A princesa passou por ele, entrando no recinto e instantaneamente fazendo uma careta. Nunca havia visto um quarto tão pequeno.

- Este quarto só tem lugar para uma pessoa. – gesticulou sua delicada mão em direção à única cama.
- Por esse preço Vossa Alteza não poderia esperar por algo muito maior do que isto. – entrou no quarto e depositou o lampião sobre a mesinha ao lado da cama.
- Eu utilizarei a cama e você pode escolher qualquer outro lugar para dormir. – cruzou os braços.
- Não. – riu – Eu fiquei mais tempo do que você na prisão e antes disso já estava passando as noites na rua graças ao seu noivo. – sentou-se ao pé da cama – Mas esta cama serve para dois. – sorriu – Eu não me importo de dividir com Vossa Alteza.
- Me dê o dinheiro e eu vou agora mesmo arranjar outro quarto para mim!! – gritou, irritada e já rangendo os dentes.
- Não tenho o suficiente para mais um quarto. Foi por esse motivo que eu pedi apenas um. – explicou enquanto removia as botas dos pés.
- Se você não houvesse pedido tantos copos de vinho talvez ainda houvesse! – bateu um dos pés contra o chão de madeira.
- Não faria muita diferença. Aqueles homens eram ladrões. Não eram ricos. – removeu a capa, o arco das costas e o cachecol, jogando-os no chão.
- Então, como filha do rei, irei exigir que me deem um quarto! Ou serão punidos! – virou-se para sair pela porta de onde acabara de entrar.
- Pode ir, só não diga que você é uma garota. Alguns daqueles homens lá embaixo são bem piores do que eu e vão... Reagir de maneira ruim a isso. – desprendeu o cinto da calça junto com as duas espadas que carregava nele e também deixou cair no chão – Por isso é melhor que achem que você é, na verdade, um garoto.
- Isso não faz sentido! Por que algo assim aconteceria? Está cheio de mulheres lá embaixo! – tinha os músculos rígidos por toda a raiva que sentia do que Ian falava e que ela julgava não ter razão alguma.
- Mas nenhuma é tão nova quanto você, nem tem sua delicadeza... – explicava enquanto desamarrava o cordão do colete.
- Não conseguem nem perceber esses seus olhos malignos! – bufou e começou a zanzar pelo pequeno quarto compulsivamente – Não são capazes de ver que não sou um menino! São todos tolos!
- Não é que não percebem meus olhos. Pessoas como eles não teriam motivos para se preocupar com isso... Como alguém como Vossa Alteza se preocupa. – jogou o colete no chão, em cima das outras peças da roupa que já havia tirado e levantou-se da cama – Não conseguem ver que Vossa Alteza é uma garota porque nenhuma de sua idade entraria em um lugar como este. Menos ainda a esta hora da noite.
- O que você está dizendo ainda não explica a razão para eu não dizer o que sou! – parou e bateu mais uma vez o pé no chão, fitando-o com raiva.
- Moira. – aproximou-se e a fitou intensamente – Você é muito mais bonita que qualquer uma delas... E virgem. – sorriu maliciosamente.

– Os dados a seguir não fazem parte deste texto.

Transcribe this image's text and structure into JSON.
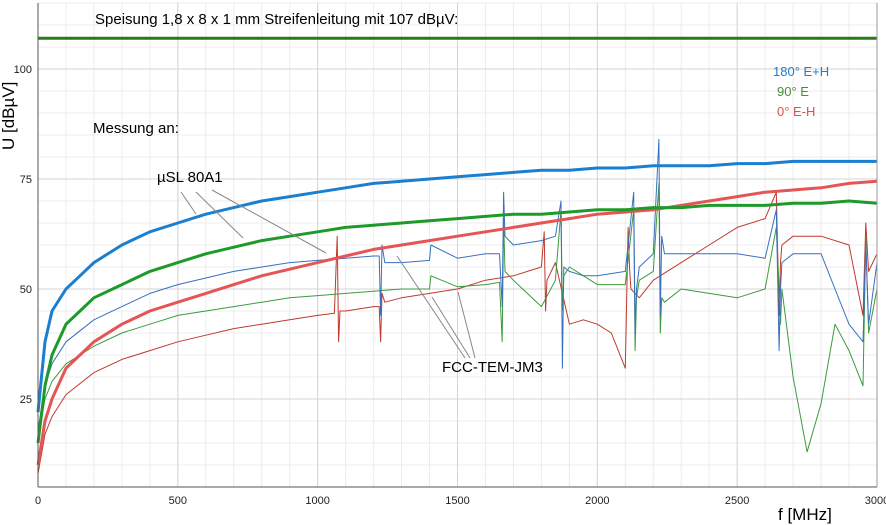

A princesa inclinou-se para trás e recuou até que sentiu a parede às suas costas. Se fosse uma ocasião normal ela teria brigado com ele, reclamando por tê-la chamado de forma informal e de ter se aproximado daquele jeito, mas estava assustada com o olhar e sentia o peito apertado. Seu coração acelerou e Moira engoliu em seco, deixando escapar um gemido. Ian mantinha o mesmo olhar intrínseco sobre os olhos de safira da moça. Estava a encurralando de propósito. Queria ver como ela iria reagir e se continuaria bancando a garota forte que tinha argumento para tudo.

Finalmente, depois de vários minutos, Moira reagiu àquele olhar, franziu a testa e correu até a porta, saindo do quarto com muita pressa.

O sujeito deixou um sorriso vitorioso escapar de seus lábios quando já estava sozinho no quarto e voltou-se para a cama, tirando a blusa e se deitando despreocupadamente.



Continua...

Natalie Bear

Semanal

Apenas avisando que por enquanto as atualizações serão apenas uma vez por semana. Provavelmente na terça!
Então deve haver um novo capítulo ainda hoje!

quarta-feira, 22 de agosto de 2012

Capítulo 7 - Parte 2

Capítulo 7: Longo Caminho para Casa

Parte 2: Pior Sem Ele


Ian e Moira já estavam caminhando em meio à floresta por pelo menos três horas sem chegar a lugar algum. Naquele trecho as arvores eram mais espaçadas entre si e deixavam que os raios do sol iluminassem a floresta bem melhor.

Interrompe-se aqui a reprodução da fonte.